Each NADCAP-accredited special process generates its own records, and they should flow through with the part to form a complete traceability package. Heat treat should arrive with a process certification documenting the actual cycle -- temperatures, times, and atmosphere -- verified against the governing specification. Plating and coating operations should document the process performed and the thickness verification. Nondestructive testing should provide the inspection records along with the qualification level of the inspector who performed and accepted the work. These special-process records combine with the machine shop's AS9100 documentation -- material certifications tracing heat numbers, first-article inspection reports, and certificates of conformance -- to form the full evidence package proving the part meets requirement at every step. For aerospace parts this package is mandatory, not optional, and it is exactly what an audit or a field-failure investigation will rely on. During supplier qualification, confirm that the special-process records will actually be delivered with the part rather than held by a subcontractor you never interact with, because a documentation gap anywhere in the chain undermines the acceptability of the entire part.

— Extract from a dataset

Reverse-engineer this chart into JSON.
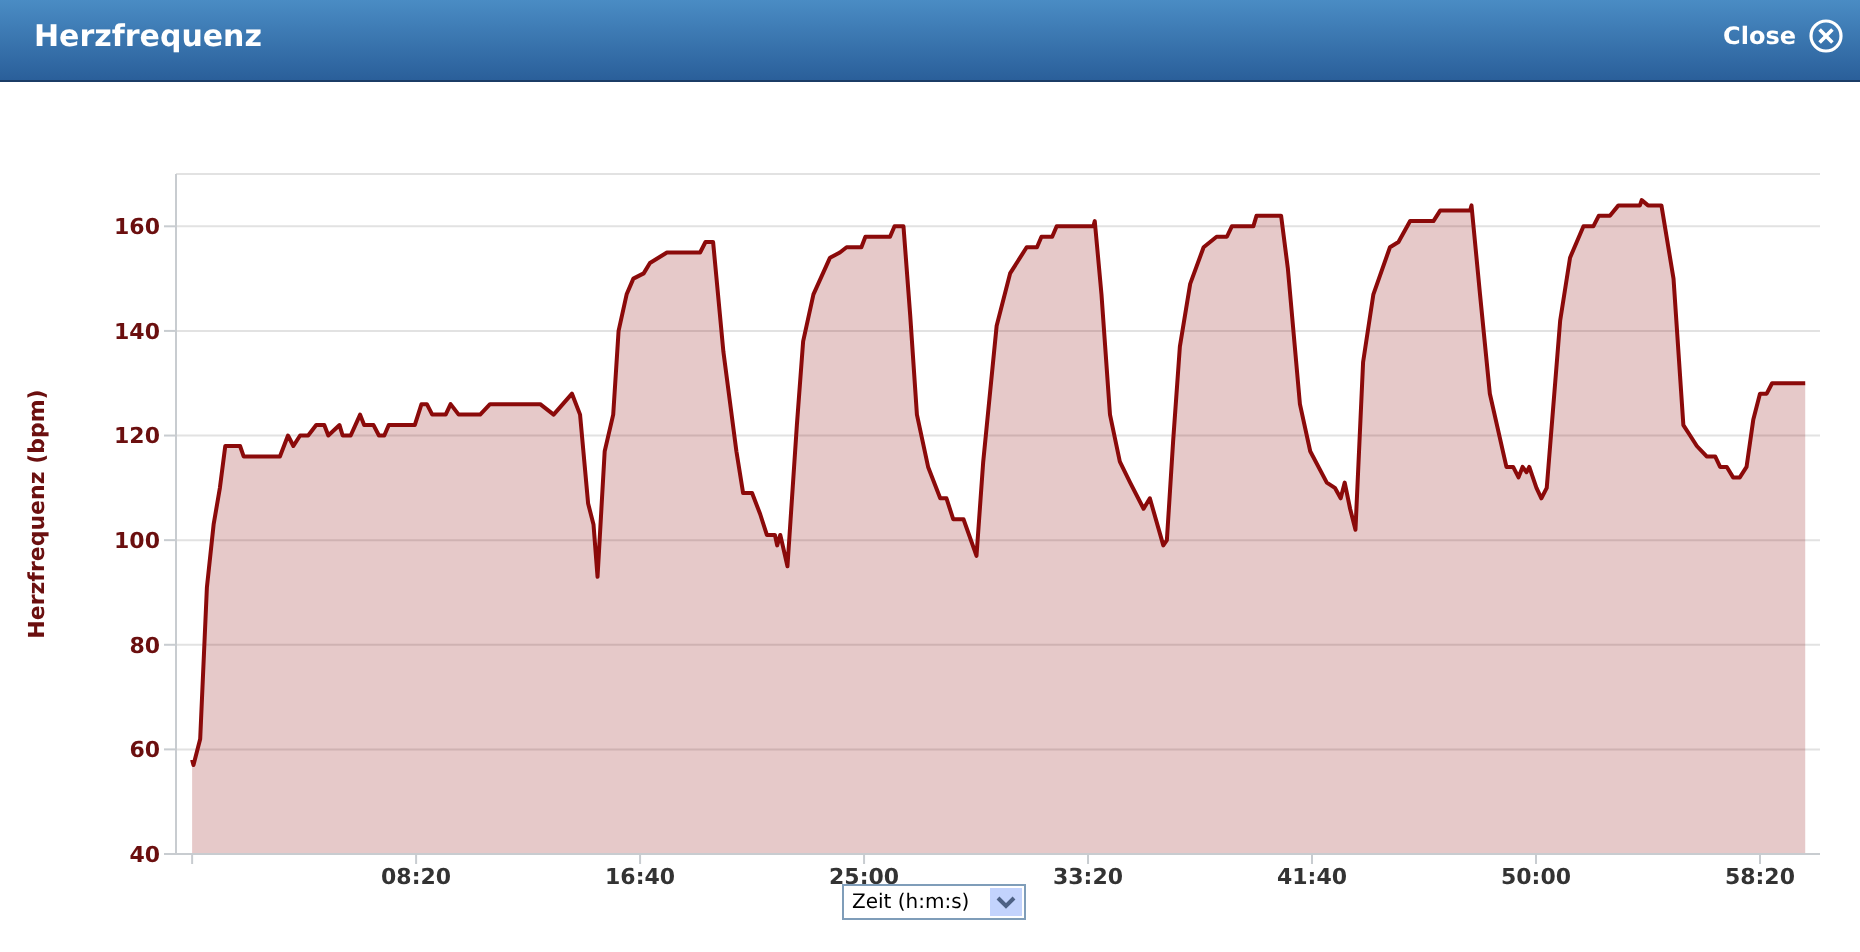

Green Bay is not a primary aerospace cluster, so the pool of local NADCAP-accredited special-process houses is thinner than in regions like the Pacific Northwest or the aerospace corridors of the Southeast. However, the broader Wisconsin and upper-Midwest industrial base does include heat-treat, plating, welding, and NDT providers, and some of these carry NADCAP accreditation for aerospace commodities. The practical reality is that a complete aerospace part sourced through a Green Bay machine shop will often route its special processes to accredited houses that may sit outside the immediate metro -- elsewhere in Wisconsin or in neighboring states. This makes early mapping of the process chain essential: identify which processors will handle each special process, verify each one in eAuditNet for the specific process and commodity, and build the schedule around the resulting routing and queue times. The strongest sourcing approach is to work through a machine shop that already maintains qualified, proven relationships with NADCAP-accredited processors, so the chain is established rather than assembled from scratch. Confirm the accreditations yourself rather than assuming geographic proximity implies aerospace readiness.